Third post-Newtonian accurate generalized quasi-Keplerian parametrization for compact binaries in eccentric orbits
Raoul-Martin Memmesheimer, Achamveedu Gopakumar, Gerhard Schäfer
TL;DR
The paper develops a 3PN accurate Kepler-type parametrization for eccentric compact binaries, providing a unified framework in both ADM-type and harmonic coordinates. It builds a generalized quasi-Keplerian form with $r=a_r(1-e_r\cos u)$ and a detailed Kepler-like equation for the mean anomaly, incorporating PN corrections through $n$, $\Phi$, and higher harmonics via $v$-dependent terms. Explicit 3PN expressions for orbital elements $(a_r,e_r,n,e_t,\Phi,e_\phi)$ are given as functions of the conserved energy $E$, angular momentum $h$, and mass ratio $\eta$, with gauge-invariant quantities $n$ and $\Phi$ corroborated across gauges.
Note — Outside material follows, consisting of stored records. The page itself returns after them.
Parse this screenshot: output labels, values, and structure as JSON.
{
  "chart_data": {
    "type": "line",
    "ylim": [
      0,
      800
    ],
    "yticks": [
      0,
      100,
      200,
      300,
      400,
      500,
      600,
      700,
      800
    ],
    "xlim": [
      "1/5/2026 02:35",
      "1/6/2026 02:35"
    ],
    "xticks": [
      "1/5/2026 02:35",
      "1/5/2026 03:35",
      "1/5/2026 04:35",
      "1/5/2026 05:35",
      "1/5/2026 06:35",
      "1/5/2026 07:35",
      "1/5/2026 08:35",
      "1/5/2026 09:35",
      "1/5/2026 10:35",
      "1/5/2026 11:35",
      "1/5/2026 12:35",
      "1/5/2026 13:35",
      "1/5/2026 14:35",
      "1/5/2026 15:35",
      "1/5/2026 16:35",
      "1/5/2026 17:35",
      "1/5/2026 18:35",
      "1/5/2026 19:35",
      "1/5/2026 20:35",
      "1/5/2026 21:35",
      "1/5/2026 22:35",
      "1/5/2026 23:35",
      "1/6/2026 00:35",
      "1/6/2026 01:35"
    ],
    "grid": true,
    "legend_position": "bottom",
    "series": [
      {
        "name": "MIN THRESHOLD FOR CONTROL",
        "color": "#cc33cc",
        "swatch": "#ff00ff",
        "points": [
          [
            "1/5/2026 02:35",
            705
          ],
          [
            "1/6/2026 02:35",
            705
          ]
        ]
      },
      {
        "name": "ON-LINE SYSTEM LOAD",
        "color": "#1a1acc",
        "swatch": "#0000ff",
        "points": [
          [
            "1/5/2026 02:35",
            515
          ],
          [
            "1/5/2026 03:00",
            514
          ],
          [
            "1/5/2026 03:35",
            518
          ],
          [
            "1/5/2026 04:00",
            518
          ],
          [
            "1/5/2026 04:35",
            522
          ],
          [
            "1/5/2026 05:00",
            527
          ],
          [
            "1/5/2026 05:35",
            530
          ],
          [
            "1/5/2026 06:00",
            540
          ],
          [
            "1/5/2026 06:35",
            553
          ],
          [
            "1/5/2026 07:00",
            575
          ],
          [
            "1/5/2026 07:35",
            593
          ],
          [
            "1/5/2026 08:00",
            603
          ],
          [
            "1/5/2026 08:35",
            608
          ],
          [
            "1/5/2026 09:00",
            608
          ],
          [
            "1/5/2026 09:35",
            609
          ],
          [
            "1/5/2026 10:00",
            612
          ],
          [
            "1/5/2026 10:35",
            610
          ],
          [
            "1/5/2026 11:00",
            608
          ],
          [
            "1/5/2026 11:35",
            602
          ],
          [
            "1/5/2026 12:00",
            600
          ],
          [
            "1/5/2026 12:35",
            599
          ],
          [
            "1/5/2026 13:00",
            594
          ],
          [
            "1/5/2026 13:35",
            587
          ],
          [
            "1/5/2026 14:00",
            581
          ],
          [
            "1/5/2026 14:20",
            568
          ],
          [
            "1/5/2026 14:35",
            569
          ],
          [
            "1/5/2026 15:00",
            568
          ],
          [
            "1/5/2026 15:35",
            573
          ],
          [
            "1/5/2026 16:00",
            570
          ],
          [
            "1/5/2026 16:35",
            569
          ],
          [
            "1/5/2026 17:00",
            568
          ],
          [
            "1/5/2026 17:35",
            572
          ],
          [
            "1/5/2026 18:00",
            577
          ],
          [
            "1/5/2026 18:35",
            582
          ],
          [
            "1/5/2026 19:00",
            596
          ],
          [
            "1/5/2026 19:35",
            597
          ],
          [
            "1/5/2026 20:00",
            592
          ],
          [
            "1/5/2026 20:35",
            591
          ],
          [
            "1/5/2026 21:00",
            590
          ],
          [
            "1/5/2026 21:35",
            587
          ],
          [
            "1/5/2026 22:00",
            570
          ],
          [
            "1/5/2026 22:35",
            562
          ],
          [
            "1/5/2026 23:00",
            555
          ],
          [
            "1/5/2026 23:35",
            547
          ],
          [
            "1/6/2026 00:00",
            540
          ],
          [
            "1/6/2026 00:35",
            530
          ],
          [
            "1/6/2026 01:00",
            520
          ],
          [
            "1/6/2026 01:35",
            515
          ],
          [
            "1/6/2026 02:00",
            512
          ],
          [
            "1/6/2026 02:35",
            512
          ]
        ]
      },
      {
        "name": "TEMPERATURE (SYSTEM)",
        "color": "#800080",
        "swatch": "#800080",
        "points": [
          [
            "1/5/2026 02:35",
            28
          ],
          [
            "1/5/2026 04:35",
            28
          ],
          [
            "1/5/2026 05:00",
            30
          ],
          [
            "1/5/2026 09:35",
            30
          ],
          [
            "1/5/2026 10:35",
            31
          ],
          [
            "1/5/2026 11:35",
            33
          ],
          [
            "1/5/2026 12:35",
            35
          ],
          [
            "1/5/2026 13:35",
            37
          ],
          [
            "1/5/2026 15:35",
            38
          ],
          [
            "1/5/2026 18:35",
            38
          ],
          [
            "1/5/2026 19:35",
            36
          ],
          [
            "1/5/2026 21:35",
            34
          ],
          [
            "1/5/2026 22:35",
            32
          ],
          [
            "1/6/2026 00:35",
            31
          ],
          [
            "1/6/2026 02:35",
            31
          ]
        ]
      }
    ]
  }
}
This parametrization enables ready-to-use 3PN templates for eccentric inspirals, provides a robust PN diagnostic tool for simulations, and supports future extensions to radiation-reaction effects and precise pulsar timing analyses.
Abstract
We present Keplerian-type parametrization for the solution of third post-Newtonian (3PN) accurate equations of motion for two non-spinning compact objects moving in an eccentric orbit. The orbital elements of the parametrization are explicitly given in terms of the 3PN accurate conserved orbital energy and angular momentum in both Arnowitt, Deser, and Misner-type and harmonic coordinates. Our representation will be required to construct post-Newtonian accurate `ready to use' search templates for the detection of gravitational waves from compact binaries in inspiralling eccentric orbits. Due to the presence of certain 3PN accurate gauge invariant orbital elements, the parametrization should be useful to analyze the compatibility of general relativistic numerical simulations involving compact binaries with the corresponding post-Newtonian descriptions. If required, the present parametrization will also be needed to compute post-Newtonian corrections to the currently employed `timing formula' for the radio observations of relativistic binary pulsars.